Friday, July 19, 2013

Bee Happy (We Are!)

Please remember, we are very new at this.  This is an account of what we're observing and doing, NOT a recommendation of what to do.  Only time will tell if we're on the right track.  So in the meantime, read along, look at the pictures and appreciate all the amazing skills that the BEES possess.

It had been 19 days since we discovered that two out of three of our hives were queenless.  That same day, we placed two capped queen cells into those two hives (thank you, neighborhood beekeeper, for the donation!).  After all the bee-drama we'd been experiencing, we were sure hoping that our queenless hives now had queens, but it seemed almost too good to be true.  Jamey made me promise that no matter what we found I would not freak out.  I told him I'd do my best.  He lit the smoker and donned his bee jacket and I grabbed my notebook and camera.  Here's what we found....

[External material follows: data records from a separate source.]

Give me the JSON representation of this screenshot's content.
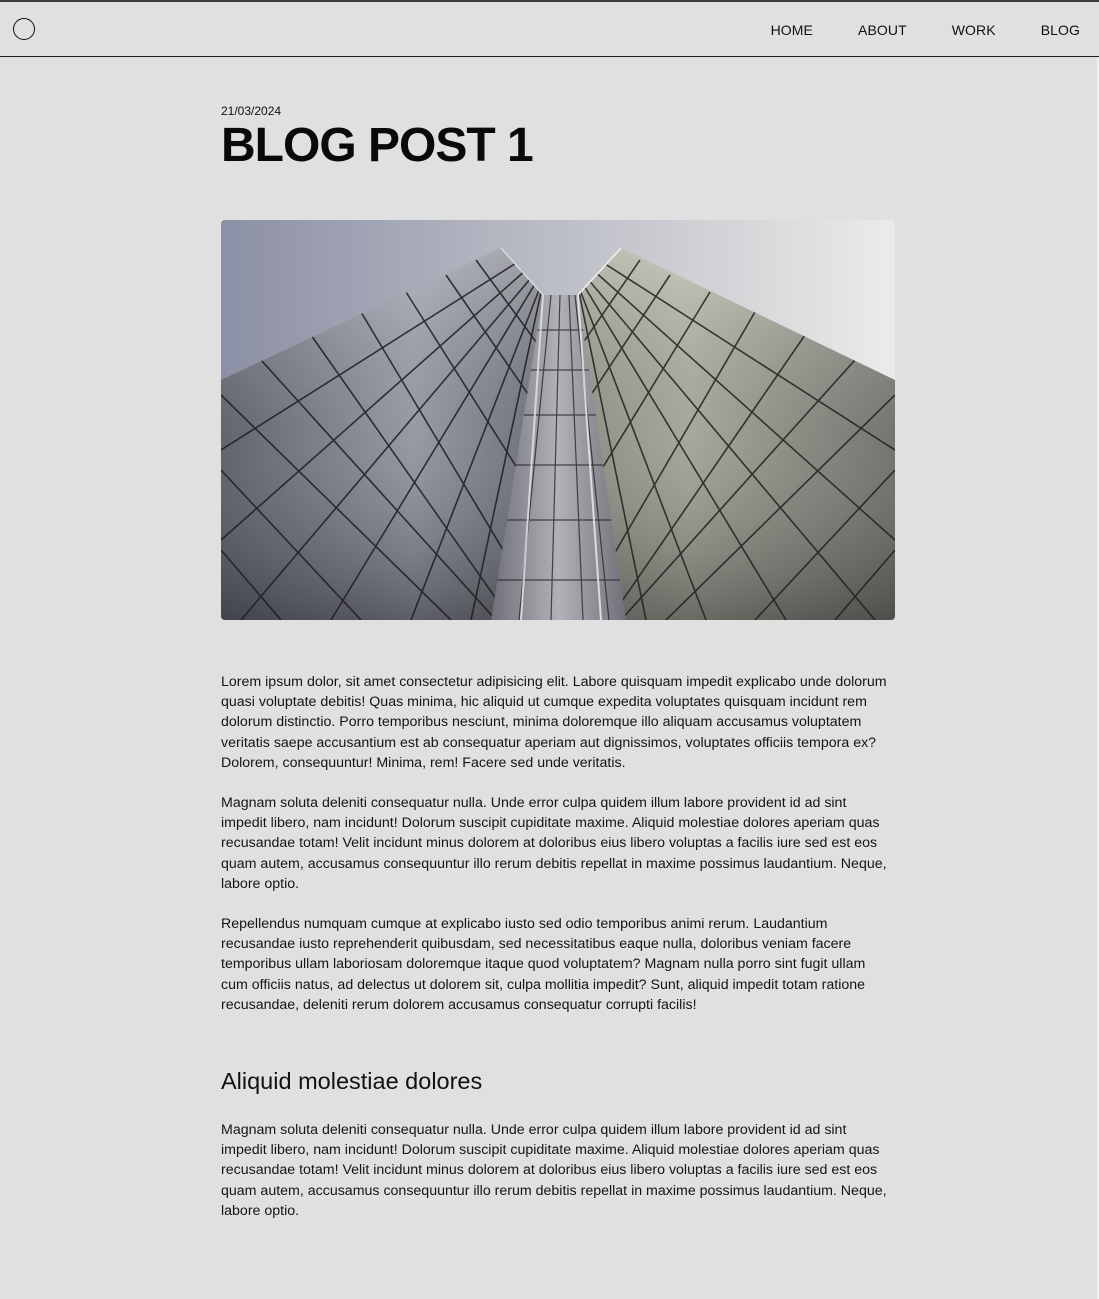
{
  "header": {
    "logo_icon": "circle-logo-icon",
    "nav": [
      {
        "label": "HOME"
      },
      {
        "label": "ABOUT"
      },
      {
        "label": "WORK"
      },
      {
        "label": "BLOG"
      }
    ]
  },
  "post": {
    "date": "21/03/2024",
    "title": "BLOG POST 1",
    "image_subject": "skyscraper-looking-up",
    "paragraphs": [
      "Lorem ipsum dolor, sit amet consectetur adipisicing elit. Labore quisquam impedit explicabo unde dolorum quasi voluptate debitis! Quas minima, hic aliquid ut cumque expedita voluptates quisquam incidunt rem dolorum distinctio. Porro temporibus nesciunt, minima doloremque illo aliquam accusamus voluptatem veritatis saepe accusantium est ab consequatur aperiam aut dignissimos, voluptates officiis tempora ex? Dolorem, consequuntur! Minima, rem! Facere sed unde veritatis.",
      "Magnam soluta deleniti consequatur nulla. Unde error culpa quidem illum labore provident id ad sint impedit libero, nam incidunt! Dolorum suscipit cupiditate maxime. Aliquid molestiae dolores aperiam quas recusandae totam! Velit incidunt minus dolorem at doloribus eius libero voluptas a facilis iure sed est eos quam autem, accusamus consequuntur illo rerum debitis repellat in maxime possimus laudantium. Neque, labore optio.",
      "Repellendus numquam cumque at explicabo iusto sed odio temporibus animi rerum. Laudantium recusandae iusto reprehenderit quibusdam, sed necessitatibus eaque nulla, doloribus veniam facere temporibus ullam laboriosam doloremque itaque quod voluptatem? Magnam nulla porro sint fugit ullam cum officiis natus, ad delectus ut dolorem sit, culpa mollitia impedit? Sunt, aliquid impedit totam ratione recusandae, deleniti rerum dolorem accusamus consequatur corrupti facilis!"
    ],
    "section": {
      "heading": "Aliquid molestiae dolores",
      "paragraph": "Magnam soluta deleniti consequatur nulla. Unde error culpa quidem illum labore provident id ad sint impedit libero, nam incidunt! Dolorum suscipit cupiditate maxime. Aliquid molestiae dolores aperiam quas recusandae totam! Velit incidunt minus dolorem at doloribus eius libero voluptas a facilis iure sed est eos quam autem, accusamus consequuntur illo rerum debitis repellat in maxime possimus laudantium. Neque, labore optio."
    }
  },
  "colors": {
    "background": "#e0e0e0",
    "text": "#111111",
    "rule": "#222222"
  }
}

#3 Hive: This is the hive that was a divide from the Upper Hive on June 1st.  We also marked the queen that day.  This hive is doing great.  We spotted the queen, eggs, larva, and capped brood.  The small hive beetle trap had 20 dead beetles inside and we killed about 8 more during the inspection.  The were a few empty queen cells but nothing to worry about.  The bees had built out the last few bars we added, so we added 4 more, making the total bars in this hive 16.

happy Hive # 3 - capped brood

marked queen (Hive #3) 

Lately, whenever I think I'm busy, I think of the bees.... 

Upper Hive:  This is the hive that we tried grafting a queen into back on June 2nd and then, when we didn't see any queen action on June 29th, we placed a capped queen cell from our beekeeper friend inside.  We also saw a few empty (lived-in) queen cells.  So, we're not exactly sure where she came from, but this hive now has a queen!  We spotted her lovely self along with eggs, larva and lots of capped brood.  The population increased greatly since June 29th when it was like a ghost town compared to the other hives.  We added two bars (for a total of 21) and closed her up feeling very excited (and relieved!).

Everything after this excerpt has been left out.